I note that there are screenings coming up in Edinburgh and at Frightfest, so at least there’s some support out there – but does she think that the overall lack of support in the UK is why we're behind in having those conversations about race and power?

“I think personally I feel that pain so much more, because we have very firmly made a film about race and power,” she reflects. “But I think there's a number of things. I think in the UK, we don't have a great tradition of genre. We are definitely way behind in valuing films made by racialised people. I think when you have that combination of things together, in the marketing industry that we have today, it's tricky. There are three different forces acting there that can make it really hard to see any kind of meaningful success in the UK. But, you know, we love genre. We love being British lawmakers.”

So does she remain committed to making more films of this type and raising these kinds of difficult conversations with people?

“For sure, I mean, I'll let Paris answer for himself but, you know, when Paris wrote Raging Grace,, it spoke to everything that I'm really committed to producing as a filmmaker, the kind of messages but also how he tells them. It speaks to my priorities, to my values.”

“I absolutely intend to continue making films that challenge colonialism and railing against new and old white power,” Paris says. “But like Raging Grace, in an entertaining way, in a way that isn't there to necessarily point the finger or teach a lesson to an audience.
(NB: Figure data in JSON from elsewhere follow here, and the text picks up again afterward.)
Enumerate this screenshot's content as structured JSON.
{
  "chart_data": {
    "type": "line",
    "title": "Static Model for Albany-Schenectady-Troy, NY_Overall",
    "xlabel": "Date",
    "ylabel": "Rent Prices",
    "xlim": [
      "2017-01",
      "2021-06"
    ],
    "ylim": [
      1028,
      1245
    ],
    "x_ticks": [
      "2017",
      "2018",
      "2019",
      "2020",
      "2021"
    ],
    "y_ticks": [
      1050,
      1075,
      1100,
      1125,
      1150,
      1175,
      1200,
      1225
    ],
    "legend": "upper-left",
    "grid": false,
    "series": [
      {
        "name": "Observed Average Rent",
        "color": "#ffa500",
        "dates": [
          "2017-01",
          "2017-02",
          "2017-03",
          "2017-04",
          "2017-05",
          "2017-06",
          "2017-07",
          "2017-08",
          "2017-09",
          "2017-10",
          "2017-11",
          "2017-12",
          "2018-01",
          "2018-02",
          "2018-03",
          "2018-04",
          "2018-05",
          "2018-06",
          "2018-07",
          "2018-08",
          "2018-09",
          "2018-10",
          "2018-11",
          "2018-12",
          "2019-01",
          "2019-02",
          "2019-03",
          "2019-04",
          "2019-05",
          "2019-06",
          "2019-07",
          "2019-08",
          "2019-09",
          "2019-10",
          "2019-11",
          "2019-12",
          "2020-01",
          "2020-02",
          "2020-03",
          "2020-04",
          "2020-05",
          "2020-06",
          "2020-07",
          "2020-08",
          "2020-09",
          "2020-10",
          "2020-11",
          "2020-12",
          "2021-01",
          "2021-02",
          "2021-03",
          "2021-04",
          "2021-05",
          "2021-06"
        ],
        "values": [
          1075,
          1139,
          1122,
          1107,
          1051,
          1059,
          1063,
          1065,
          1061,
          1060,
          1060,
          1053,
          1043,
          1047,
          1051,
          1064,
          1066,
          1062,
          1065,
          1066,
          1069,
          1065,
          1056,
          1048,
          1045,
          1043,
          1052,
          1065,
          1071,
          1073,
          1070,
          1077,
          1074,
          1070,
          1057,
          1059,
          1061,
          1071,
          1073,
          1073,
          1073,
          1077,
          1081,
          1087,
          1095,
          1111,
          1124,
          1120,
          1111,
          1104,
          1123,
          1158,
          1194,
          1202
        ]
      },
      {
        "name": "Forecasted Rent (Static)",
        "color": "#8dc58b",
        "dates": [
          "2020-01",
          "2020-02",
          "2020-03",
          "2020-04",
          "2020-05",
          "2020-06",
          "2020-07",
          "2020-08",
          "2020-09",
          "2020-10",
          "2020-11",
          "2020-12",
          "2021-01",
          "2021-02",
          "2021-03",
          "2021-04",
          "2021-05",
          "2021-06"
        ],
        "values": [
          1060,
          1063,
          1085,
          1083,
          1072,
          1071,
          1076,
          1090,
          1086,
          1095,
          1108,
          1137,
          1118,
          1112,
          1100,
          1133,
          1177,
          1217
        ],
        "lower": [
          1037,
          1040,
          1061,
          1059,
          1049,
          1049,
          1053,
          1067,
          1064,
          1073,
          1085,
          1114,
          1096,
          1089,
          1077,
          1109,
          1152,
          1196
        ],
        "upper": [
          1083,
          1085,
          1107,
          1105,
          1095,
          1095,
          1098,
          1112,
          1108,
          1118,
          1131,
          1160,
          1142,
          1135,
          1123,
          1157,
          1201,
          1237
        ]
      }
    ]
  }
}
It just has a very strong undercurrent of a lot of the themes that have been expressed in Raging Grace. And Raging Grace is the first of three films in a rage trilogy. I’m quite literally 10 or 15 pages away from completing the next script, which is called Domestic.

“It's a blended genre affair. It's an unlikely heist film about a young Filipino couple, set in Nineties London. They’re running a café and setting up covert rescue missions to rescue domestic workers being abused by their employers. It's a drama, but it's also got comedy in its bones. It's absurd, which is where we find some of the comedy, but it's having a look at another very serious issue that’s still happening right in front of our eyes, which is modern slavery, indentured servitude, you know? We think a lot of this stuff is relegated to the past, but it really isn't.

“It feels like thriller, horror, is the place in which a lot of these stories belong, unfortunately, but it doesn't mean that that's all it goes on to say. It isn't just about the horror and the trauma. It’s more about the collective community, the care, something called kapwa in Philippines, which is like a mentality of kindred spirit, and celebration of heritage.”